Geometric multigrid method for solving Poisson's equation on octree grids with irregular boundaries

A method is presented to include irregular domain boundaries in a geometric multigrid solver. Dirichlet boundary conditions can be imposed on an irregular boundary defined by a level set function. Our implementation employs quadtree/octree grids with adaptive refinement, a cell-centered discretization and pointwise smoothing. Boundary locations are determined at a subgrid resolution by performing line searches. For grid blocks near the interface, custom operator stencils are stored that take the interface into account. For grid block away from boundaries, a standard second-order accurate discretization is used.

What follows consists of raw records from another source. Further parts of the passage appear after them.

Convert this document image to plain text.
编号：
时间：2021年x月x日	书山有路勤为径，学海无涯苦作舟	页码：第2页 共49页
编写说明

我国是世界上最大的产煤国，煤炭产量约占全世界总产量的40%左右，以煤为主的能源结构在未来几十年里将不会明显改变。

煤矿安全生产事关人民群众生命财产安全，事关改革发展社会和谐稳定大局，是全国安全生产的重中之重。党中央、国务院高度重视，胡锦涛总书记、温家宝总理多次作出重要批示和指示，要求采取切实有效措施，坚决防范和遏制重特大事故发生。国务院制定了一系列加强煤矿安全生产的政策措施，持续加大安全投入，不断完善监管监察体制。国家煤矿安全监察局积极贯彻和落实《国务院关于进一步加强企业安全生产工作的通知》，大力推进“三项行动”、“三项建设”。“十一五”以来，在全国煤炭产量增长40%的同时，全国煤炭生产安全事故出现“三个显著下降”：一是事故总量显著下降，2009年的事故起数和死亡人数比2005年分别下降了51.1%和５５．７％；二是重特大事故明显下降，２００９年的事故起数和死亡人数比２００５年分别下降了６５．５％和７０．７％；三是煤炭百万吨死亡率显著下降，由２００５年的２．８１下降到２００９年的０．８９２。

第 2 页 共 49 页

The convergence properties, robustness and computational cost of the method are illustrated with several test cases. New version program summary: Program Title: Afivo CPC Library link to program files: https://doi.org/10.17632/5y43rjdmxd.2 Developer's repository link: https://github.com/MD-CWI/afivo Licensing provisions: GPLv3 Programming language: Fortran Journal reference of previous version: Comput. Phys. Commun. 233 (2018) 156–166. https://doi.org/10.1016/j.cpc.2018.06.018 Does the new version supersede the previous version?: Yes. Reasons for the new version: Add support for internal boundaries in the geometric multigrid solver. Summary of revisions: The geometric multigrid solver was generalized in several ways: a coarse grid solver from the Hypre library is used, operator stencils are now stored per grid block, and methods for including boundaries via a level set function were added. Nature of problem: The goal is to solve Poisson's equation in the presence of irregular boundaries that are not aligned with the computational grid. It is assumed these irregular boundaries are defined by a level set function, and that a Dirichlet type boundary condition is applied. The main applications are 2D and 3D simulations with octree-based adaptive mesh refinement, in which the mesh frequently changes but the irregular boundaries do not. Solution method: A geometric multigrid method compatible with octree grids is developed, using a cell-centered discretization and point-wise smoothing. Near irregular boundaries, custom operator stencils are stored. Line searches are performed to locate interfaces with sub-grid resolution. To increase the methods robustness, this line search is modified on coarse grids if boundaries are otherwise not resolved. The multigrid solver uses OpenMP parallelization.